On October 28, 2024, South African Police Hawks' Crimes Against the State Unit announced an investigation into Ghost Unit member Aaron Bayhack, identified in investigative journalist Younis Tirawi's documentary. Vuyolwethu Zungula, a Member of the National Assembly of South Africa, subsequently referenced Bayhack's involvement in the Gaza War within a question to the Minister of Home Affairs, inquiring as to the status of Bayhack's South African citizenship and his alleged violation of the section 3(1) of the Prohibition of Mercenary Activities and Regulation of Certain Activities in Country of Armed Conflict Act, Act No. 27 of 2006 by serving in the Israeli army.

On September 11, 2025, the Council on American‑Islamic Relations (CAIR‑Chicago) issued a statement demanding the US Department of Justice open a criminal investigation under the War Crimes Act against Ghost Unit member Daniel Raab.

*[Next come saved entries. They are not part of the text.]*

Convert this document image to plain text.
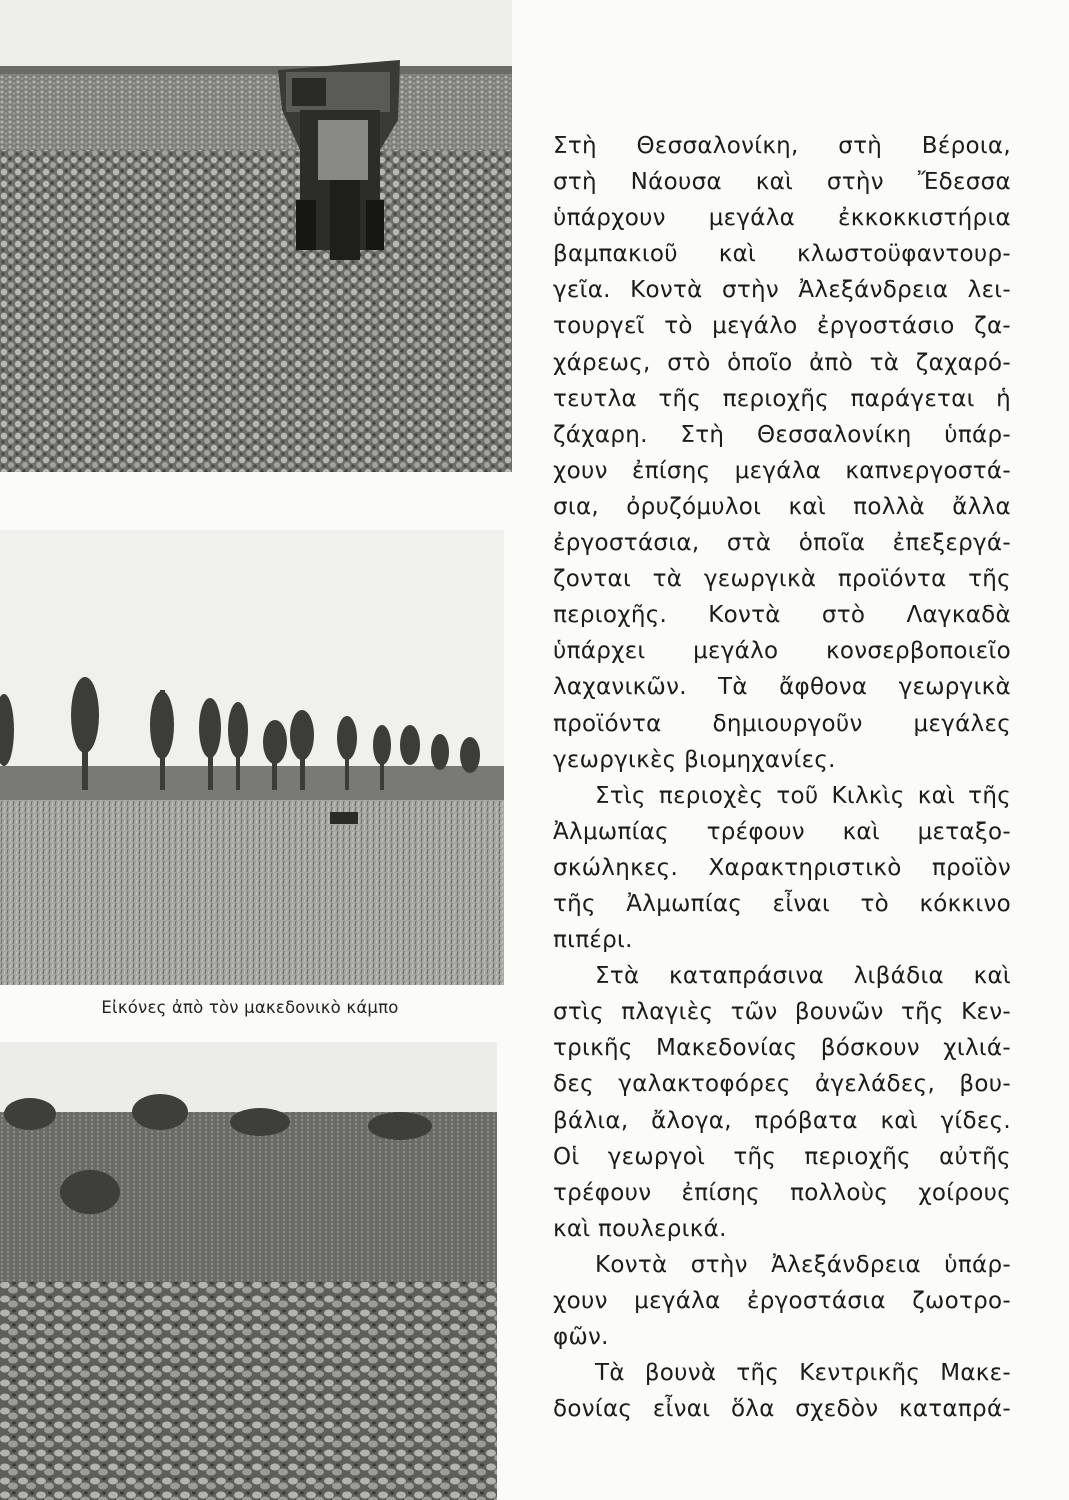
Εἰκόνες ἀπὸ τὸν μακεδονικὸ κάμπο

Στὴ Θεσσαλονίκη, στὴ Βέροια,
στὴ Νάουσα καὶ στὴν Ἔδεσσα
ὑπάρχουν μεγάλα ἐκκοκκιστήρια
βαμπακιοῦ καὶ κλωστοϋφαντουρ-
γεῖα. Κοντὰ στὴν Ἀλεξάνδρεια λει-
τουργεῖ τὸ μεγάλο ἐργοστάσιο ζα-
χάρεως, στὸ ὁποῖο ἀπὸ τὰ ζαχαρό-
τευτλα τῆς περιοχῆς παράγεται ἡ
ζάχαρη. Στὴ Θεσσαλονίκη ὑπάρ-
χουν ἐπίσης μεγάλα καπνεργοστά-
σια, ὀρυζόμυλοι καὶ πολλὰ ἄλλα
ἐργοστάσια, στὰ ὁποῖα ἐπεξεργά-
ζονται τὰ γεωργικὰ προϊόντα τῆς
περιοχῆς. Κοντὰ στὸ Λαγκαδὰ
ὑπάρχει μεγάλο κονσερβοποιεῖο
λαχανικῶν. Τὰ ἄφθονα γεωργικὰ
προϊόντα δημιουργοῦν μεγάλες
γεωργικὲς βιομηχανίες.

Στὶς περιοχὲς τοῦ Κιλκὶς καὶ τῆς
Ἀλμωπίας τρέφουν καὶ μεταξο-
σκώληκες. Χαρακτηριστικὸ προϊὸν
τῆς Ἀλμωπίας εἶναι τὸ κόκκινο
πιπέρι.

Στὰ καταπράσινα λιβάδια καὶ
στὶς πλαγιὲς τῶν βουνῶν τῆς Κεν-
τρικῆς Μακεδονίας βόσκουν χιλιά-
δες γαλακτοφόρες ἀγελάδες, βου-
βάλια, ἄλογα, πρόβατα καὶ γίδες.
Οἱ γεωργοὶ τῆς περιοχῆς αὐτῆς
τρέφουν ἐπίσης πολλοὺς χοίρους
καὶ πουλερικά.

Κοντὰ στὴν Ἀλεξάνδρεια ὑπάρ-
χουν μεγάλα ἐργοστάσια ζωοτρο-
φῶν.

Τὰ βουνὰ τῆς Κεντρικῆς Μακε-
δονίας εἶναι ὅλα σχεδὸν καταπρά-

On October 15, 2025, the Center for International Policy published an article by Abdelhalim Abdelrahman calling for the Ghost Unit to be "subject to rigorous Leahy Law vetting".

== Criminal complaints ==
On July 1, 2024, the International Federation for Human Rights (FIDH) filed a civil complaint before the War Crimes Unit of the Paris Tribunal against French-Israeli soldiers Sasha A. and Gabriel B.

On July 28, 2025, the StraLi, an Italian civil society organization, announced it had filed a complaints against an Israeli-Italian citizen in the Ghost Unit.

On September 10, 2025, the European Center for Constitutional and Human Rights and three Palestinian human rights groups filed a 130-page criminal complaint against Daniel Graetz with Germany's federal prosecutor alleging members of the Ghost Unit deliberately killed civilians in Gaza, documented by audiovisual recordings and investigative research.

On June 17, 2026, the Hind Rajab Foundation filed a criminal complaint against Belgium-Israeli citizen and member of the Ghost Unit, Alon ben Sira.